Britain’s June 23 vote to leave the EU has unleashed fearful headlines galore—and many investors seem confused. The research team at Fisher Investments has analyzed Brexit and its likely impact on markets for more than a year. For stocks, the big takeaway: Far less has changed than many pundits claim, and far less is known about what is to come than most forecasts and analyses admit. Presently, there is no evidence Brexit will be disastrous—or even bad—for markets.
1. What is Brexit?
The EU is a political and economic bloc consisting of 28 nations permitting largely passport-free travel as well as tariff- and administrative-barrier free goods trade. The UK joined predecessor organizations in 1973, but it has long had a standoffish approach toward the EU. Many Brits dislike the EU’s supranational government with its own courts, powers to override some national laws and vast bureaucracy. There has long been a push in the UK to leave the EU.
Wooing conservative and right-wing voters in 2015’s general election, Prime Minister David Cameron promised to renegotiate the UK’s terms of EU membership and then hold a vote on whether to remain in the EU under these new terms or leave. When Cameron won, the referendum was a matter of time. In February, Cameron completed negotiations on revised membership terms and scheduled the vote for June.
2. What happened last week?
The campaign was vitriolic. Many opponents argued a Leave win meant a UK recession or worse. Supporters claimed it would free the economy and country. Both are overstated.
When the votes were counted, Leave won by a 51.9% to 48.1% margin, with turnout a lower-than-expected 71%. A day later, Cameron—a staunch “Remain” supporter—announced he would leave office by October.
3. What now?
No one—and we mean no one—knows exactly what the economic impact will be. Immediately, there was none: The UK is in the EU until an exit is arranged, unlikely anytime soon. Under the Lisbon Treaty’s Article 50, member nations have two years to negotiate exit terms after formally submitting to leave. But today, Article 50 hasn’t been invoked—it likely won’t be until after a new UK government takes office. Even then, it may not be invoked for years.
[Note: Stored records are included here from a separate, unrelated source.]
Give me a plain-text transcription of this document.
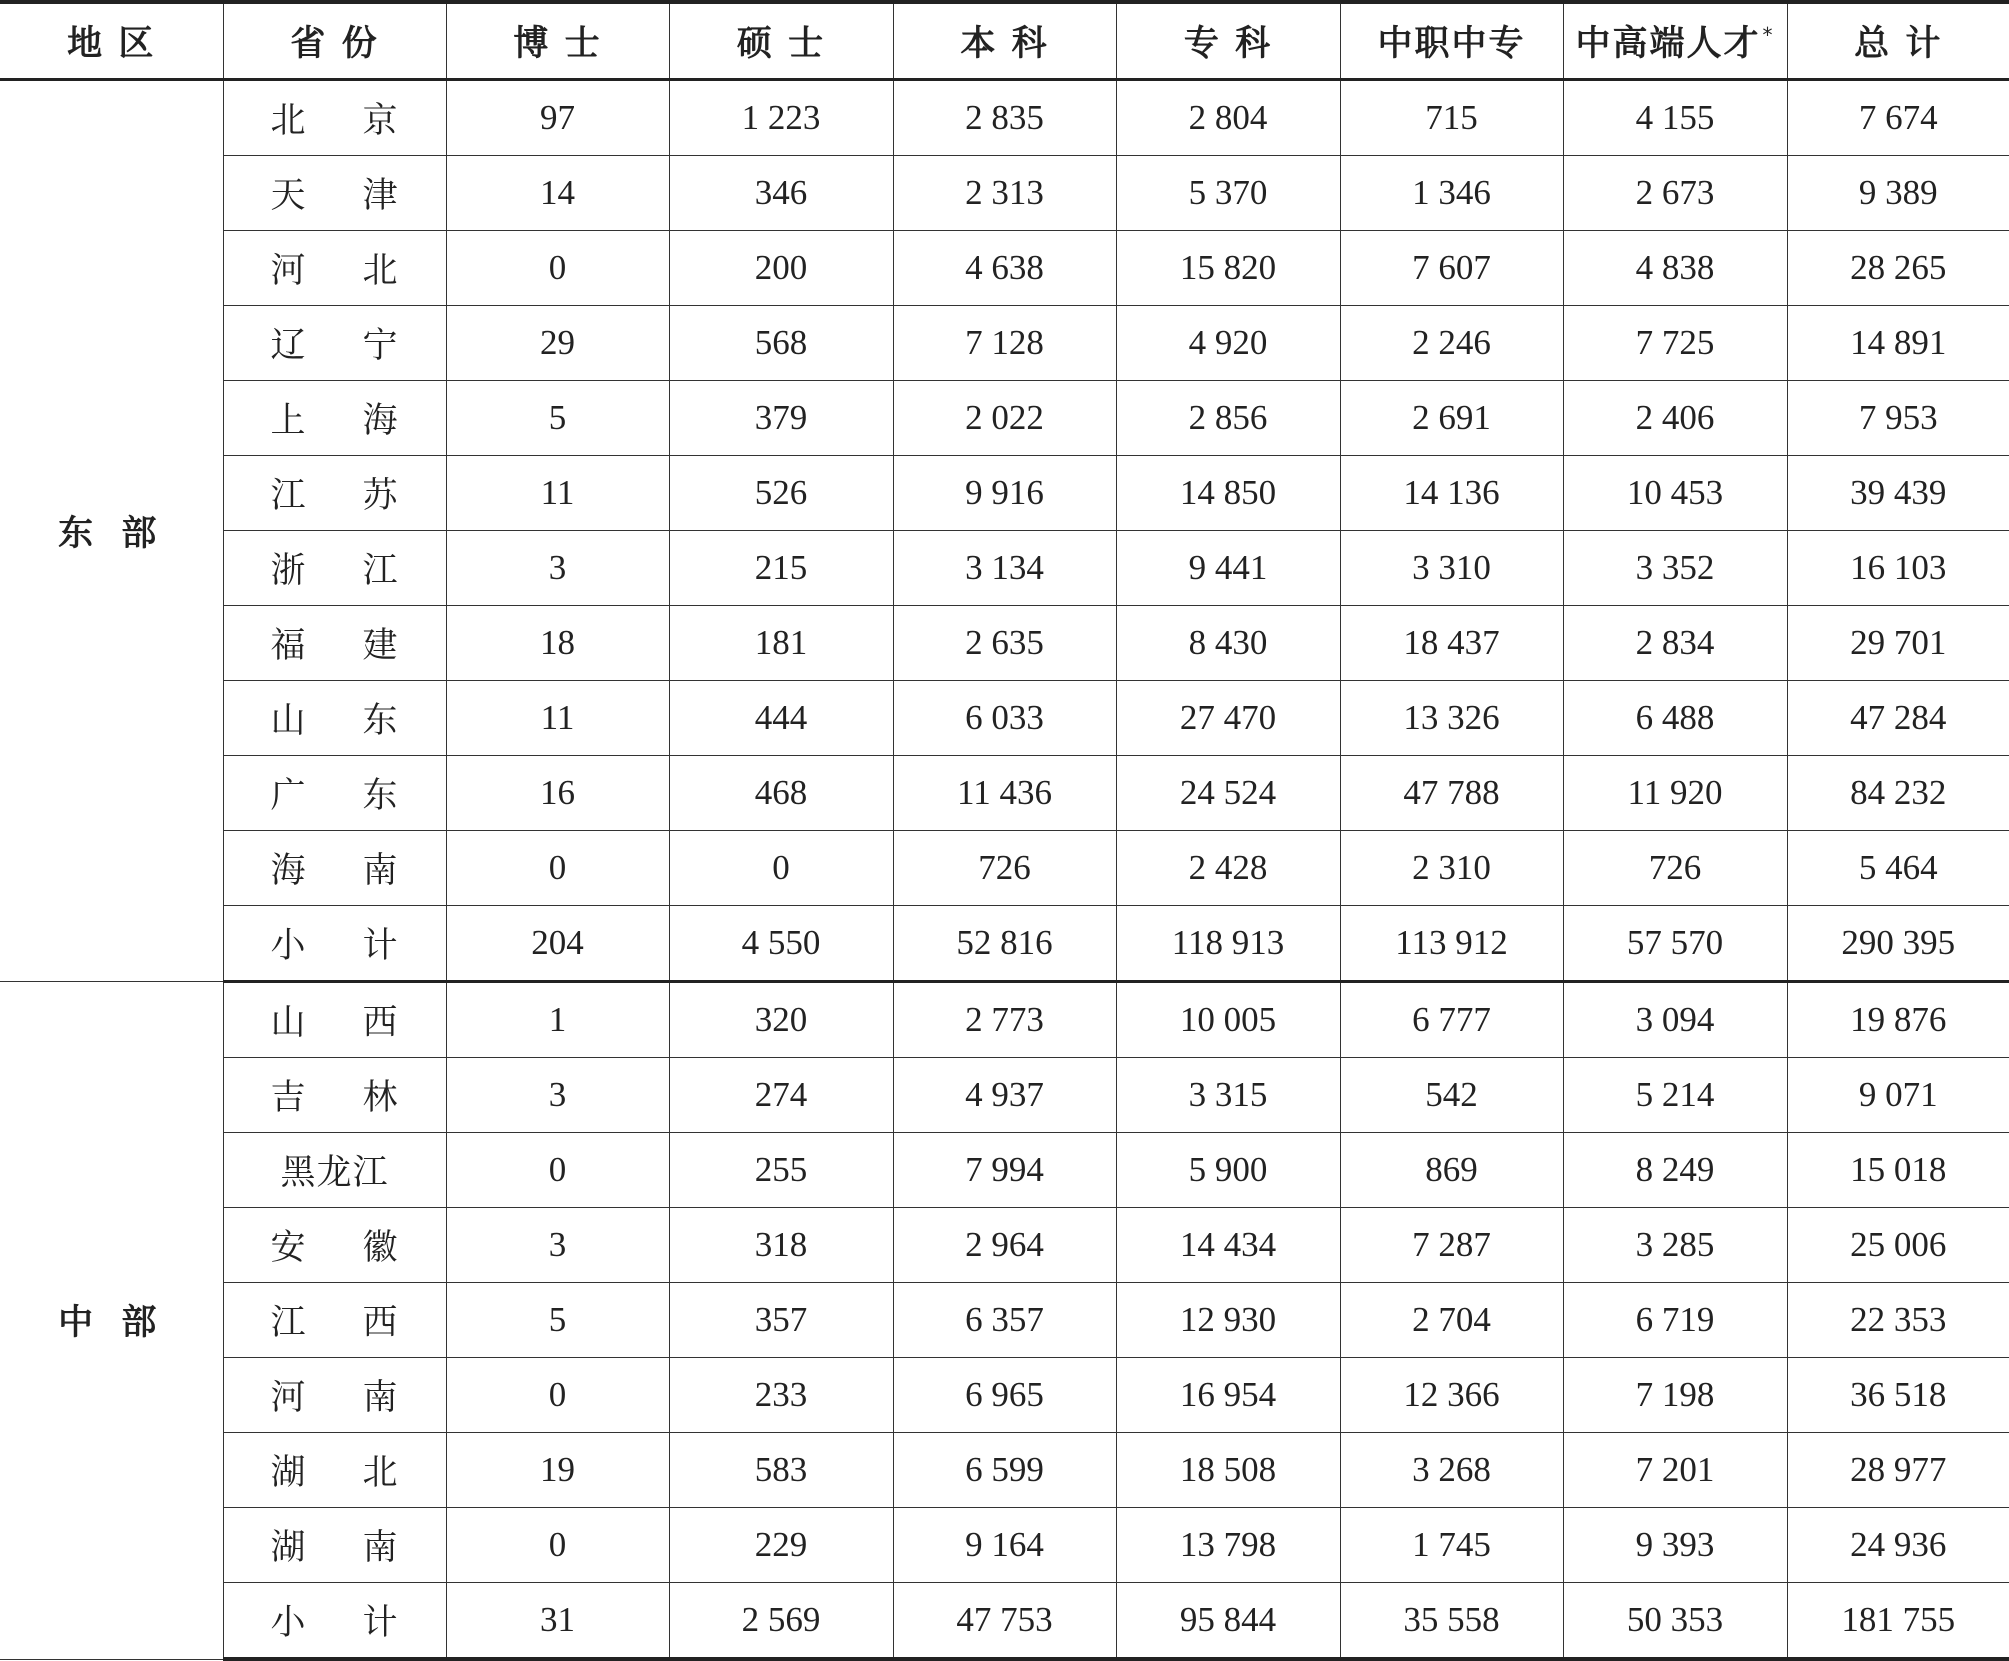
地 区	省 份	博 士	硕 士	本 科	专 科	中职中专	中高端人才 *	总 计
东 部	北 京	97	1 223	2 835	2 804	715	4 155	7 674
	天 津	14	346	2 313	5 370	1 346	2 673	9 389
	河 北	0	200	4 638	15 820	7 607	4 838	28 265
	辽 宁	29	568	7 128	4 920	2 246	7 725	14 891
	上 海	5	379	2 022	2 856	2 691	2 406	7 953
	江 苏	11	526	9 916	14 850	14 136	10 453	39 439
	浙 江	3	215	3 134	9 441	3 310	3 352	16 103
	福 建	18	181	2 635	8 430	18 437	2 834	29 701
	山 东	11	444	6 033	27 470	13 326	6 488	47 284
	广 东	16	468	11 436	24 524	47 788	11 920	84 232
	海 南	0	0	726	2 428	2 310	726	5 464
	小 计	204	4 550	52 816	118 913	113 912	57 570	290 395
中 部	山 西	1	320	2 773	10 005	6 777	3 094	19 876
	吉 林	3	274	4 937	3 315	542	5 214	9 071
	黑龙江	0	255	7 994	5 900	869	8 249	15 018
	安 徽	3	318	2 964	14 434	7 287	3 285	25 006
	江 西	5	357	6 357	12 930	2 704	6 719	22 353
	河 南	0	233	6 965	16 954	12 366	7 198	36 518
	湖 北	19	583	6 599	18 508	3 268	7 201	28 977
	湖 南	0	229	9 164	13 798	1 745	9 393	24 936
	小 计	31	2 569	47 753	95 844	35 558	50 353	181 755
Brexit’s economic impact will be mostly determined by the post-Brexit trade relationship between the EU and UK, as well as countries the EU has trade deals with. This is key. Britain will have to build a trade negotiation staff and form trade agreements with places like the EU, Korea, Switzerland and more. If new deals approximate the UK’s position in the EU, Brexit likely has little to no economic impact. If tariffs and trade barriers rise dramatically, then it could be negative. There is also a huge gulf between those two polar opposites containing many possibilities. In short: Contrary to pundit’s assertions, Brexit’s fundamental impact is TBD—unknowable.
4. Will other EU nations follow Britain's lead?
Again, unknowable today. Since the vote, chatter about other countries following Britain’s lead abounds (an Italeave or a Czechout, perhaps?). This talk is mere speculation lacking supporting evidence. Moreover, after an inconclusive December vote, Spain voted June 25—two days after Brexit—and the center-right (pro-EU) saw its support rise. The result was still indecisive, but euroskeptics’ support didn’t surge—their popular vote total fell.
5. Must the UK Brexit now that the vote is in?
No. The referendum is non-binding, so Parliament can conceivably ignore it. Also, there could be new elections before an exit actually occurs, or a new referendum called. There are many possibilities. Leaving seems most likely, but that isn’t assured.
6. What about investments?
Volatility ensued in the vote’s immediate aftermath, but after four trading sessions, global stocks are down only –1.5% in Canadian dollars and –3.4% in US dollars.i To us, this underscores Brexit’s modest impact. Brexit lacks the power—or even the negativity (question three)—to sufficiently harm the global economy for long. Many unknowns tied to the vote won’t become clear for years, too long to materially impact stocks.
i Source: FactSet, as of 6/29/2016. MSCI World Index return with net dividends, 6/23/2016 – 6/29/2016.